Alex talks about medical surveillance technology and the assumptions driving it and how wrong they can be and in the process makes a point that can be applied more generally:
Now, there is obviously some truth to this. Giving up smoking is a really good idea, as is taking your damn pills. But it is also highly problematic. For one thing, it assumes that the problem is non-compliance. In that sense, it transfers your problem from the domain of reality – a physical problem to be solved – into the domain of morality – a statement about good and bad. Rather than being poor, stressed, addicted, etc, the problem is that you are wrong and a bad person. As a rule, this is normatively evil, and of course it only works if the problem is not actually a real problem.
I’ve seen this sort of reasoning play out, or at least this was what it looked like from the outside, in the hospital Sandra stayed in for most of the last two-three years of her life. Sandra was a smoker, had been for decades and while fully aware of the risks, she also was certain that this would not be the thing that killed her and of course she was right… For her, as for many other people, the short term benefits of having a quick fag were more important than the long term health consequences.

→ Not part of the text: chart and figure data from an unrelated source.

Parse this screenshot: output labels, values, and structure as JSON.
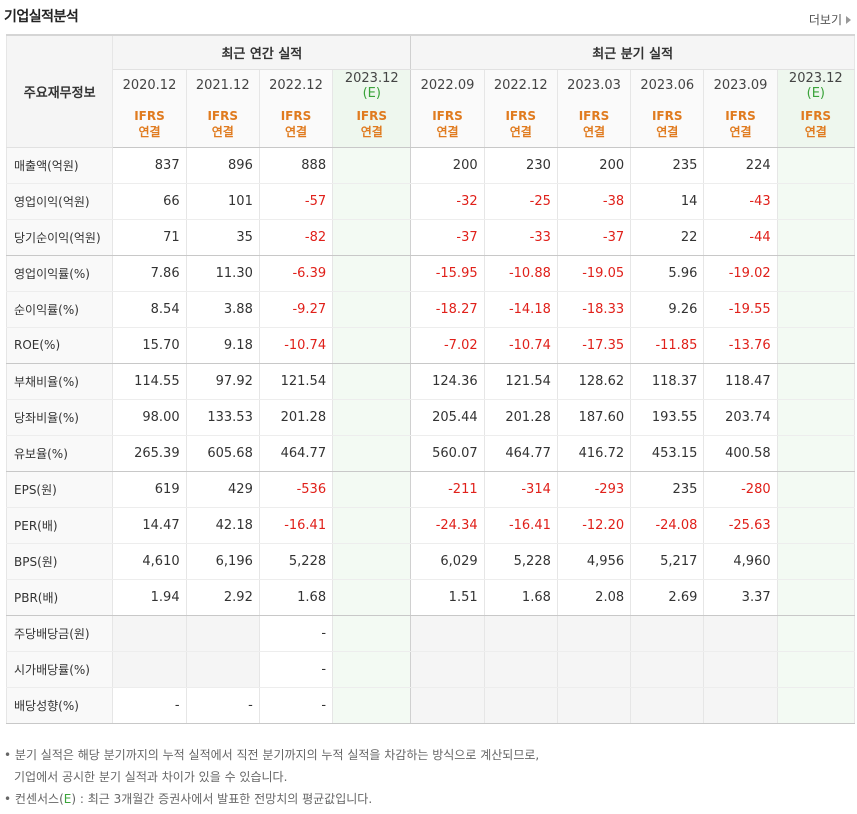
{
  "header": {
    "title": "기업실적분석",
    "more_label": "더보기"
  },
  "table": {
    "row_header": "주요재무정보",
    "annual_group": "최근 연간 실적",
    "quarter_group": "최근 분기 실적",
    "annual_periods": [
      "2020.12",
      "2021.12",
      "2022.12",
      "2023.12"
    ],
    "quarter_periods": [
      "2022.09",
      "2022.12",
      "2023.03",
      "2023.06",
      "2023.09",
      "2023.12"
    ],
    "estimate_mark": "(E)",
    "ifrs_top": "IFRS",
    "ifrs_bottom": "연결",
    "rows": [
      {
        "label": "매출액(억원)",
        "values": [
          "837",
          "896",
          "888",
          "",
          "200",
          "230",
          "200",
          "235",
          "224",
          ""
        ]
      },
      {
        "label": "영업이익(억원)",
        "values": [
          "66",
          "101",
          "-57",
          "",
          "-32",
          "-25",
          "-38",
          "14",
          "-43",
          ""
        ]
      },
      {
        "label": "당기순이익(억원)",
        "values": [
          "71",
          "35",
          "-82",
          "",
          "-37",
          "-33",
          "-37",
          "22",
          "-44",
          ""
        ]
      },
      {
        "label": "영업이익률(%)",
        "values": [
          "7.86",
          "11.30",
          "-6.39",
          "",
          "-15.95",
          "-10.88",
          "-19.05",
          "5.96",
          "-19.02",
          ""
        ]
      },
      {
        "label": "순이익률(%)",
        "values": [
          "8.54",
          "3.88",
          "-9.27",
          "",
          "-18.27",
          "-14.18",
          "-18.33",
          "9.26",
          "-19.55",
          ""
        ]
      },
      {
        "label": "ROE(%)",
        "values": [
          "15.70",
          "9.18",
          "-10.74",
          "",
          "-7.02",
          "-10.74",
          "-17.35",
          "-11.85",
          "-13.76",
          ""
        ]
      },
      {
        "label": "부채비율(%)",
        "values": [
          "114.55",
          "97.92",
          "121.54",
          "",
          "124.36",
          "121.54",
          "128.62",
          "118.37",
          "118.47",
          ""
        ]
      },
      {
        "label": "당좌비율(%)",
        "values": [
          "98.00",
          "133.53",
          "201.28",
          "",
          "205.44",
          "201.28",
          "187.60",
          "193.55",
          "203.74",
          ""
        ]
      },
      {
        "label": "유보율(%)",
        "values": [
          "265.39",
          "605.68",
          "464.77",
          "",
          "560.07",
          "464.77",
          "416.72",
          "453.15",
          "400.58",
          ""
        ]
      },
      {
        "label": "EPS(원)",
        "values": [
          "619",
          "429",
          "-536",
          "",
          "-211",
          "-314",
          "-293",
          "235",
          "-280",
          ""
        ]
      },
      {
        "label": "PER(배)",
        "values": [
          "14.47",
          "42.18",
          "-16.41",
          "",
          "-24.34",
          "-16.41",
          "-12.20",
          "-24.08",
          "-25.63",
          ""
        ]
      },
      {
        "label": "BPS(원)",
        "values": [
          "4,610",
          "6,196",
          "5,228",
          "",
          "6,029",
          "5,228",
          "4,956",
          "5,217",
          "4,960",
          ""
        ]
      },
      {
        "label": "PBR(배)",
        "values": [
          "1.94",
          "2.92",
          "1.68",
          "",
          "1.51",
          "1.68",
          "2.08",
          "2.69",
          "3.37",
          ""
        ]
      },
      {
        "label": "주당배당금(원)",
        "values": [
          "",
          "",
          "-",
          "",
          "",
          "",
          "",
          "",
          "",
          ""
        ]
      },
      {
        "label": "시가배당률(%)",
        "values": [
          "",
          "",
          "-",
          "",
          "",
          "",
          "",
          "",
          "",
          ""
        ]
      },
      {
        "label": "배당성향(%)",
        "values": [
          "-",
          "-",
          "-",
          "",
          "",
          "",
          "",
          "",
          "",
          ""
        ]
      }
    ]
  },
  "notes": {
    "line1": "분기 실적은 해당 분기까지의 누적 실적에서 직전 분기까지의 누적 실적을 차감하는 방식으로 계산되므로,",
    "line2": "기업에서 공시한 분기 실적과 차이가 있을 수 있습니다.",
    "line3_prefix": "컨센서스(",
    "line3_e": "E",
    "line3_suffix": ") : 최근 3개월간 증권사에서 발표한 전망치의 평균값입니다."
  },
  "colors": {
    "negative": "#e0201a",
    "ifrs": "#e07b1f",
    "estimate_bg": "#f3faf3",
    "estimate_text": "#3aa33a"
  }
}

Now when she first went into hospital it still have a couple of smoking rooms on the premisses, where both staff (more of whom smoked than you’d expect) and patients could go to. Then one day, in the middle of winter these were closed down because some busybody in higher management decided they don’t belong in a hospital. So now all those patients had to trundle out in the cold to get their fix, which certainly for Sandra didn’t do much for her health.
It’s that sort of attitude where the health health health message has to be driven home, even to people who are in no state to quit smoking, who are dealing with much more immediate problems and need the stress release fags offer. No, people need to be harassed and bullied into doing the right thing, even when it’s inappropriate.